Graphics processing unit technology developer Nvidia is showcasing its Clara AI toolkit, designed to facilitate the training and deployment of artificial intelligence (AI) algorithms in medical imaging, for radiologists at its 2019 GPU Technology Conference (GTC) this week in San Jose, CA.
Clara AI includes 13 classification and segmentation AI algorithms and software tools, according to the vendor. In addition, its assisted annotation capability aims to speed up the creation of structured datasets by enabling completion of image annotations in minutes instead of hours, Nvidia said.
The toolkit also supports transfer learning, enabling existing models to be adapted to fit local variables. With transfer learning, deep-learning algorithms can be customized to data that includes local demographics and imaging devices without having to move or share patient data, the company said. Both AI-assisted annotation and transfer learning are available via Clara AI's Clara Train software development kit (SDK).
What's more, Clara AI's Clara Deploy SDK is designed to provide a container-based development and deployment framework for medical imaging AI, according to the firm. Deploy SDK uses standards such as DICOM to facilitate the integration of AI models into existing radiology workflow, Nvidia said.
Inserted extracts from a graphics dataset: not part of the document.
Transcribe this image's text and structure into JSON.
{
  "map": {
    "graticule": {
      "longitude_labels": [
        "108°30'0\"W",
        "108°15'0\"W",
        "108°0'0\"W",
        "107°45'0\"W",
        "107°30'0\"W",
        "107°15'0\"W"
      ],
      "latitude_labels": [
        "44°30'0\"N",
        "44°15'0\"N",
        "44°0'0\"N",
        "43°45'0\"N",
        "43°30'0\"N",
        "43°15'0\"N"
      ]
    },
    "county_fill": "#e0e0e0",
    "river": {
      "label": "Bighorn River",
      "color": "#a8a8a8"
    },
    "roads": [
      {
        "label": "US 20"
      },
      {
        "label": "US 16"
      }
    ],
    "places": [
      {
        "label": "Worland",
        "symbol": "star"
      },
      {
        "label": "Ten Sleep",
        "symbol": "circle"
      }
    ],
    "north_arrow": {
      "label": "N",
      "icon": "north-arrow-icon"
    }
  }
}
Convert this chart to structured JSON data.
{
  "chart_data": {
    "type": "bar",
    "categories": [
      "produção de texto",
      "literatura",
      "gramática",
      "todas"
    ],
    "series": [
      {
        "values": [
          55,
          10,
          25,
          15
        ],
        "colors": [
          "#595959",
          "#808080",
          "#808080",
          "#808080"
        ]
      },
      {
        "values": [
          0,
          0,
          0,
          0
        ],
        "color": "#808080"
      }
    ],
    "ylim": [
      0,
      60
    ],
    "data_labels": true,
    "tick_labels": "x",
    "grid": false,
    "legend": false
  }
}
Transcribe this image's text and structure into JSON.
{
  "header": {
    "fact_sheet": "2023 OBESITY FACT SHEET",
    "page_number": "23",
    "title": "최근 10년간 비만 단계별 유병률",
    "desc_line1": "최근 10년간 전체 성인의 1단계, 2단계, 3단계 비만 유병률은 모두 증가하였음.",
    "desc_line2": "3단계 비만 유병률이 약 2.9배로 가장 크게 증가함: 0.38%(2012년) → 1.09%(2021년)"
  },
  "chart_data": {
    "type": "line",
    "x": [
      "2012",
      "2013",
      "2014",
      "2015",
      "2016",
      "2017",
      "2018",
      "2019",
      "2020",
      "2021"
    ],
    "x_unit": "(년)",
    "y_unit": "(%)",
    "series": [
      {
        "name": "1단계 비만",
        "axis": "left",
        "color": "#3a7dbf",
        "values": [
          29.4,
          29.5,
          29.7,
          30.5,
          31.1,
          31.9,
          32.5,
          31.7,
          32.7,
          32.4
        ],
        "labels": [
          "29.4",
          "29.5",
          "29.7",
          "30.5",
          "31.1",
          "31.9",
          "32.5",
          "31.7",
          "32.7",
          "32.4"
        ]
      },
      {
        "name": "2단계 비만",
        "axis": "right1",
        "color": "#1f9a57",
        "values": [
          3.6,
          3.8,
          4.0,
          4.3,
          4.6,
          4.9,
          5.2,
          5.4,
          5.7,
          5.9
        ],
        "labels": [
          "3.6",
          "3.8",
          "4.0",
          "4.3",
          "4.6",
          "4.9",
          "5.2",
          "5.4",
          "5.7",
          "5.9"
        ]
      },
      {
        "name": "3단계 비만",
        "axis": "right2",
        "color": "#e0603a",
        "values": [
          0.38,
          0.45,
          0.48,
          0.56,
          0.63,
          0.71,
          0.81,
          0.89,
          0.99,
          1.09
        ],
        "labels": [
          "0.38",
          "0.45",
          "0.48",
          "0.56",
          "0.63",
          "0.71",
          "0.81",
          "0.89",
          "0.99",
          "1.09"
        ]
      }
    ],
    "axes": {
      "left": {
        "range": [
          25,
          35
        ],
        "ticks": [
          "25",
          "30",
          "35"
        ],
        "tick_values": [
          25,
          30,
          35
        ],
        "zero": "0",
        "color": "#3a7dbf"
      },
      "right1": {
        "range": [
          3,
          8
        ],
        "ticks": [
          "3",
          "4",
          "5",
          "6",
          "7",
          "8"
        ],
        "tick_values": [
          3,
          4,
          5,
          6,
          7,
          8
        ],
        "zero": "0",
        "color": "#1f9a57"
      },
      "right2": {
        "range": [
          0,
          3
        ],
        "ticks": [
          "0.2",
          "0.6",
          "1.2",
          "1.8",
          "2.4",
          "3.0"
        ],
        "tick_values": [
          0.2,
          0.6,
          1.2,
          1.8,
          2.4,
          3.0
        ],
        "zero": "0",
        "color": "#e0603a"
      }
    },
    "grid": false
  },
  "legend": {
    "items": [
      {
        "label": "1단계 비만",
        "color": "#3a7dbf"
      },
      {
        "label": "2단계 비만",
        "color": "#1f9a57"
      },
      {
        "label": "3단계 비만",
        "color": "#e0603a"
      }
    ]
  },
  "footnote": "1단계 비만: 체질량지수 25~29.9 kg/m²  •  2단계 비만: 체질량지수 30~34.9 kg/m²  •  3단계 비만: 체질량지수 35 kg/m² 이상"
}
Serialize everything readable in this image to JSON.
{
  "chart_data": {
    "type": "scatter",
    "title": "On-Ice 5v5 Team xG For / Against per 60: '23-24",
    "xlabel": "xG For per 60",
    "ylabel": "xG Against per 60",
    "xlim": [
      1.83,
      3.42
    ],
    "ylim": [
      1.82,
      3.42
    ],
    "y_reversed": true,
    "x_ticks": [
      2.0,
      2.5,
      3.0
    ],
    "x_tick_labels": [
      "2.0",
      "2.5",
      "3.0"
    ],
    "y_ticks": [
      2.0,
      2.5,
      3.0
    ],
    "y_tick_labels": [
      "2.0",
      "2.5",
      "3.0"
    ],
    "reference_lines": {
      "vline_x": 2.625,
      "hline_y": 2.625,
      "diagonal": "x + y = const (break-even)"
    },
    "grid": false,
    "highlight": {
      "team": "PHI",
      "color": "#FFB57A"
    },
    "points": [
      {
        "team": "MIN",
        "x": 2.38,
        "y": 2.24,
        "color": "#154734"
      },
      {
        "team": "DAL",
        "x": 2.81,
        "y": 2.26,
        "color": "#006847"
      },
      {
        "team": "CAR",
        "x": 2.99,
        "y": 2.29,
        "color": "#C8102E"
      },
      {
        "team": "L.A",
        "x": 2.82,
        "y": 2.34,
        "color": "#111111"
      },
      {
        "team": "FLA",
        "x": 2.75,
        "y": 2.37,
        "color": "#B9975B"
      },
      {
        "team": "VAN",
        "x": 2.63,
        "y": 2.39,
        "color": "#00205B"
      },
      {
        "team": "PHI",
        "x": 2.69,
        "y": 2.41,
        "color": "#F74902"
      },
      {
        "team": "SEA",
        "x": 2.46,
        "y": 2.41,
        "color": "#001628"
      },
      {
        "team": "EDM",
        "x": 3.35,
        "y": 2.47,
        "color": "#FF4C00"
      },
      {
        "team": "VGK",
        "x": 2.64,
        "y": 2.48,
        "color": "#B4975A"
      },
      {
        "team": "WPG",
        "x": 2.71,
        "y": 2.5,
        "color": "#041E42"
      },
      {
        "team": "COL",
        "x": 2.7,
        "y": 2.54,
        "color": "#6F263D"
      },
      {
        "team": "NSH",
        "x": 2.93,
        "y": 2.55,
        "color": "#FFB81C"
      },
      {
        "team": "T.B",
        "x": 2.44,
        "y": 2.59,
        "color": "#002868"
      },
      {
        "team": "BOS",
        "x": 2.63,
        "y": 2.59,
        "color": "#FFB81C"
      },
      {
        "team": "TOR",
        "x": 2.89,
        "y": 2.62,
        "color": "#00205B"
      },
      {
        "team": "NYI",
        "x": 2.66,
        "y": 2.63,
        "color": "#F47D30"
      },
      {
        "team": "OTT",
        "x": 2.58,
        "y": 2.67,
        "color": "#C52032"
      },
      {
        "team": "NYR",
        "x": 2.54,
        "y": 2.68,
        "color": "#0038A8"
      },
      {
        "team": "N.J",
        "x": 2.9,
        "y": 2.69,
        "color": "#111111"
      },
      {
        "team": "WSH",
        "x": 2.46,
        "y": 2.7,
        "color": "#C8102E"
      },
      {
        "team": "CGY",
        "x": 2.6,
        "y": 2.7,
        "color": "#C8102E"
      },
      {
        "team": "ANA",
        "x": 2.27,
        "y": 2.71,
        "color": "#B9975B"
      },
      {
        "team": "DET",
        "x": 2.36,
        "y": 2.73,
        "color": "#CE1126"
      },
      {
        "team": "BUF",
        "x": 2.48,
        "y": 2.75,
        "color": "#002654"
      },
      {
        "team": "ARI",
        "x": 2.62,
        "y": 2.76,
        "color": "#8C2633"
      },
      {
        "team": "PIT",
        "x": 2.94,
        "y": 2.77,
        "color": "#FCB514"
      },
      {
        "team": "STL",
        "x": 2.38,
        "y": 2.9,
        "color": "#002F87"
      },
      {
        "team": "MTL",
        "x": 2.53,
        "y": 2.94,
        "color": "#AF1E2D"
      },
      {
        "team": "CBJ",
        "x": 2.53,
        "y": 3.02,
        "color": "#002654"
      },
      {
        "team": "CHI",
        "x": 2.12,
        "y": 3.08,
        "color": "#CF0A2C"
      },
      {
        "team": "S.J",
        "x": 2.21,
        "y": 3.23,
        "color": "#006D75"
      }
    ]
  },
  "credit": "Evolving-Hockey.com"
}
Current institutions using Clara AI include the German Cancer Research Center (DKFZ), which has incorporated the toolkit into the open-source viewer for its Medical Imaging Interaction Toolkit (MITK). Specifically, the center has integrated the Clara Train SDK into the MITK Workbench Segmentation plug-in, providing 2D and 3D tools for polygon editing and segmentation, according to the firm.
Meanwhile, radiologists at The Ohio State University have used Clara AI to incorporate a model developed at another organization, validate it, and annotate a local dataset to adapt the model to its patients.
At the U.S. National Institutes of Health (NIH) Clinical Center, researchers and Nvidia scientists have utilized Clara AI to develop a domain generalization method for segmenting the prostate from surrounding tissue on MRI. In testing, the localized model achieved performance similar to that of a radiologist and outperformed other algorithms that had been trained and evaluated on data from the same domain, Nvidia said. Furthermore, the University of California, San Francisco is employing a scalable infrastructure powered by Clara AI that provides for creation, testing, and deployment of multiple AI algorithms across radiology, according to the vendor.
Nvidia said that Clara AI is available now for hospitals, research institutions, and the medical imaging industry.